Paula McCullen: I know it sounds crazy, but if we slept in the same room, my parents would think we were having sex. Richard Babson: Really? You're acting like a teenager. Paula McCullen: Well, this is my teenage room. This isn't a room for sexual relations, it's a room for slumber parties.
Richard Babson: Paula, I want you to listen to me very carefully. We're on very shaky ground here. Very shaky ground. Paula McCullen: What do you mean? Richard Babson: Well, getting married is a very traumatic experience.
Eleanor McCullen: Paula, get Richard more pie. You're a married woman now. Start doing a little for your husband. Paula McCullen: Mother, he doesn't want any more pie. And if he did, he could get it himself.
Richard Babson: Let's take a shower together. You can soap me down. You can soap me up.
Eleanor McCullen: Is there anything else I can do? Richard Babson: No, thank you. Eleanor McCullen: Have you any laundry that needs washing? Any dirty underwear?
Nellie Ballou: Now, if there'd been some compensation - that's my word for the year - compensation in bed, it might have been more palatable. But I'm telling you, he had a pee pistol the size of Robbie's here. Like that. Ann Babson: Nellie, I don't think the dinner table is the proper place to talk about the size of Derek's pee pistol. Nellie Ballou: Do you always have to be the guardian of good taste at the dinner table?
Tim McCullen: Richard, I always found that parties where you have guests are such a nuisance.
Paula McCullen: Mom, is Dad all right? Eleanor McCullen: Oh, yes. This is the time of day he locks himself in the bathroom with those magazines.
Tim McCullen: I think you'll like the champagne, Richard. Upstate New York. Tough little grape.
Eleanor McCullen: I just hope it hasn't frightened you about marriage. Paula McCullen: Everything frightens me about marriage, Mother. Eleanor McCullen: Well, it must be frightening. At least in my day, we knew what the roles were.
Richard Babson: Paula, I'm in a bad mood. I'd like to stay that way for a while. So don't try to - make me laugh, okay?

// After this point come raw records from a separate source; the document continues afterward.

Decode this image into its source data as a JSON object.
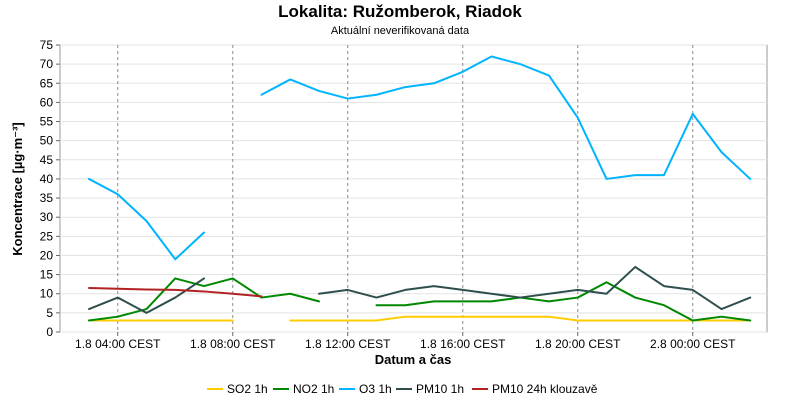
{
  "chart_data": {
    "type": "line",
    "title": "Lokalita: Ružomberok, Riadok",
    "subtitle": "Aktuální neverifikovaná data",
    "xlabel": "Datum a čas",
    "ylabel": "Koncentrace [µg·m⁻³]",
    "ylim": [
      0,
      75
    ],
    "yticks": [
      0,
      5,
      10,
      15,
      20,
      25,
      30,
      35,
      40,
      45,
      50,
      55,
      60,
      65,
      70,
      75
    ],
    "x": [
      "1.8 03:00",
      "1.8 04:00",
      "1.8 05:00",
      "1.8 06:00",
      "1.8 07:00",
      "1.8 08:00",
      "1.8 09:00",
      "1.8 10:00",
      "1.8 11:00",
      "1.8 12:00",
      "1.8 13:00",
      "1.8 14:00",
      "1.8 15:00",
      "1.8 16:00",
      "1.8 17:00",
      "1.8 18:00",
      "1.8 19:00",
      "1.8 20:00",
      "1.8 21:00",
      "1.8 22:00",
      "1.8 23:00",
      "2.8 00:00",
      "2.8 01:00",
      "2.8 02:00"
    ],
    "xtick_labels": [
      {
        "index": 1,
        "label": "1.8 04:00 CEST"
      },
      {
        "index": 5,
        "label": "1.8 08:00 CEST"
      },
      {
        "index": 9,
        "label": "1.8 12:00 CEST"
      },
      {
        "index": 13,
        "label": "1.8 16:00 CEST"
      },
      {
        "index": 17,
        "label": "1.8 20:00 CEST"
      },
      {
        "index": 21,
        "label": "2.8 00:00 CEST"
      }
    ],
    "grid": true,
    "legend_position": "bottom",
    "series": [
      {
        "name": "SO2 1h",
        "color": "#ffcc00",
        "values": [
          3,
          3,
          3,
          3,
          3,
          3,
          null,
          3,
          3,
          3,
          3,
          4,
          4,
          4,
          4,
          4,
          4,
          3,
          3,
          3,
          3,
          3,
          3,
          3
        ]
      },
      {
        "name": "NO2 1h",
        "color": "#008800",
        "values": [
          3,
          4,
          6,
          14,
          12,
          14,
          9,
          10,
          8,
          null,
          7,
          7,
          8,
          8,
          8,
          9,
          8,
          9,
          13,
          9,
          7,
          3,
          4,
          3
        ]
      },
      {
        "name": "O3 1h",
        "color": "#00b4ff",
        "values": [
          40,
          36,
          29,
          19,
          26,
          null,
          62,
          66,
          63,
          61,
          62,
          64,
          65,
          68,
          72,
          70,
          67,
          56,
          40,
          41,
          41,
          57,
          47,
          40
        ]
      },
      {
        "name": "PM10 1h",
        "color": "#2f4f4f",
        "values": [
          6,
          9,
          5,
          9,
          14,
          null,
          null,
          null,
          10,
          11,
          9,
          11,
          12,
          11,
          10,
          9,
          10,
          11,
          10,
          17,
          12,
          11,
          6,
          9
        ]
      },
      {
        "name": "PM10 24h klouzavě",
        "color": "#b22222",
        "values": [
          11.5,
          11.3,
          11.1,
          11,
          10.6,
          10,
          9.3,
          null,
          null,
          null,
          null,
          null,
          null,
          null,
          null,
          null,
          null,
          null,
          null,
          null,
          null,
          null,
          null,
          null
        ]
      }
    ]
  }
}
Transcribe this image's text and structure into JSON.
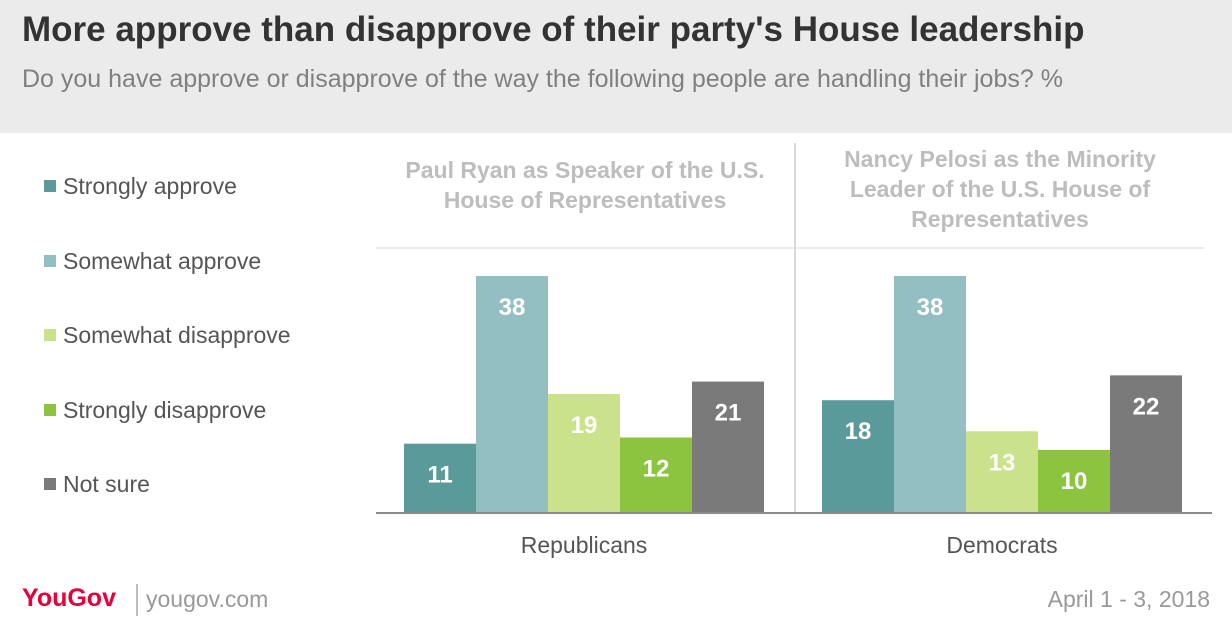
{
  "title": "More approve than disapprove of their party's House leadership",
  "subtitle": "Do you have approve or disapprove of the way the following people are handling their jobs? %",
  "legend": [
    {
      "label": "Strongly approve",
      "color": "#5b9a9a"
    },
    {
      "label": "Somewhat approve",
      "color": "#94bfc2"
    },
    {
      "label": "Somewhat disapprove",
      "color": "#cbe28c"
    },
    {
      "label": "Strongly disapprove",
      "color": "#8cc43f"
    },
    {
      "label": "Not sure",
      "color": "#7a7a7a"
    }
  ],
  "footer": {
    "logo": "YouGov",
    "url": "yougov.com",
    "date": "April 1 - 3, 2018"
  },
  "chart_data": {
    "type": "bar",
    "title": "More approve than disapprove of their party's House leadership",
    "ylim": [
      0,
      40
    ],
    "grid": false,
    "legend_position": "left",
    "panels": [
      {
        "title": "Paul Ryan as Speaker of the U.S. House of Representatives",
        "category": "Republicans",
        "series": [
          {
            "name": "Strongly approve",
            "value": 11
          },
          {
            "name": "Somewhat approve",
            "value": 38
          },
          {
            "name": "Somewhat disapprove",
            "value": 19
          },
          {
            "name": "Strongly disapprove",
            "value": 12
          },
          {
            "name": "Not sure",
            "value": 21
          }
        ]
      },
      {
        "title": "Nancy Pelosi as the Minority Leader of the U.S. House of Representatives",
        "category": "Democrats",
        "series": [
          {
            "name": "Strongly approve",
            "value": 18
          },
          {
            "name": "Somewhat approve",
            "value": 38
          },
          {
            "name": "Somewhat disapprove",
            "value": 13
          },
          {
            "name": "Strongly disapprove",
            "value": 10
          },
          {
            "name": "Not sure",
            "value": 22
          }
        ]
      }
    ]
  }
}
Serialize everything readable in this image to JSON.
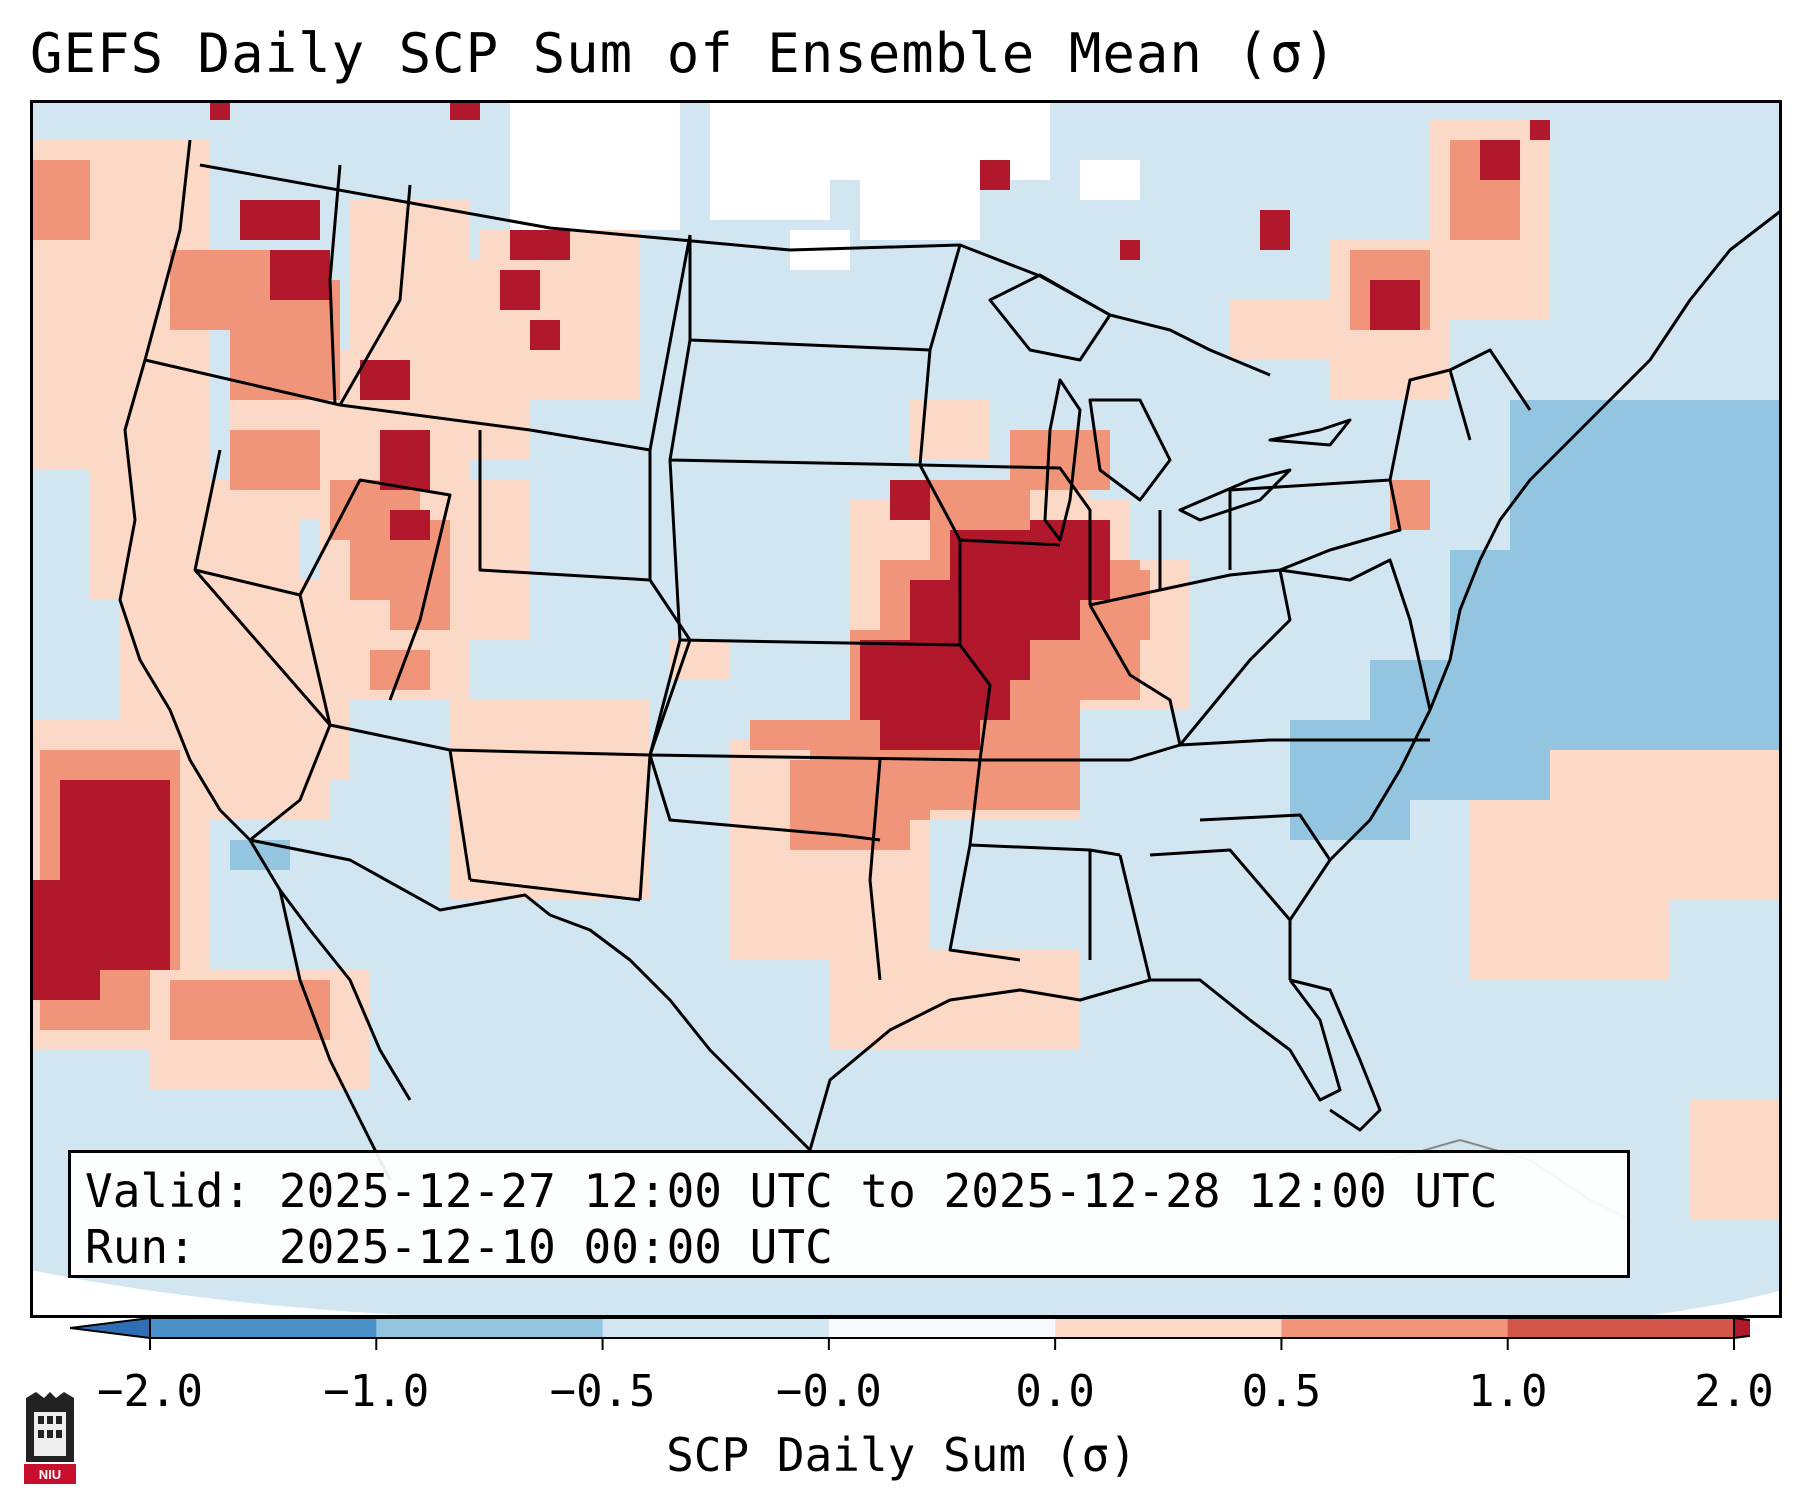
{
  "title": "GEFS Daily SCP Sum of Ensemble Mean (σ)",
  "info": {
    "valid_label": "Valid:",
    "valid_value": "2025-12-27 12:00 UTC to 2025-12-28 12:00 UTC",
    "run_label": "Run:",
    "run_value": "2025-12-10 00:00 UTC"
  },
  "colorbar": {
    "label": "SCP Daily Sum (σ)",
    "ticks": [
      "−2.0",
      "−1.0",
      "−0.5",
      "−0.0",
      "0.0",
      "0.5",
      "1.0",
      "2.0"
    ],
    "bin_colors": [
      "#4a90c8",
      "#93c4e0",
      "#d2e6f2",
      "#f7f9fc",
      "#fcd9c6",
      "#f0957a",
      "#d4564a"
    ],
    "under_color": "#2f6db5",
    "over_color": "#b2182b"
  },
  "logo": {
    "text": "NIU"
  },
  "map_colors": {
    "ocean_land": "#d2e6f2",
    "missing": "#ffffff",
    "light_red": "#fcd9c6",
    "mid_red": "#f0957a",
    "dark_red": "#b2182b",
    "mid_blue": "#93c4e0"
  }
}
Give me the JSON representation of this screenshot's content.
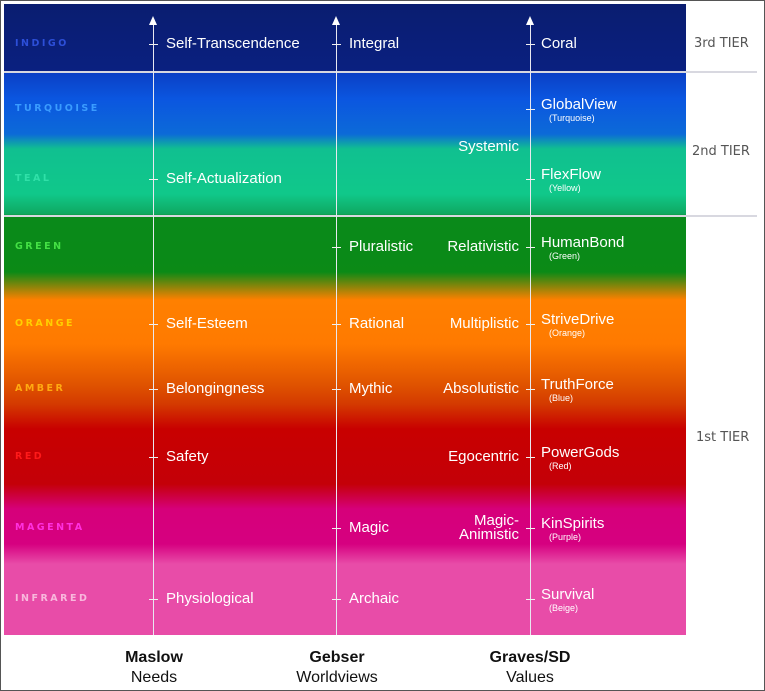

Richard Babson: Paula, I want you to take one of these. Paula McCullen: No. Richard Babson: It's just a Valium. It'll just relax you. Paula McCullen: I don't take drugs. Richard Babson: It's not a drug. It's a muscle relaxant. Now, come on. Take it.
Nellie Ballou: Paula, we should've had your nails wrapped. Men *love* long red nails on their backs.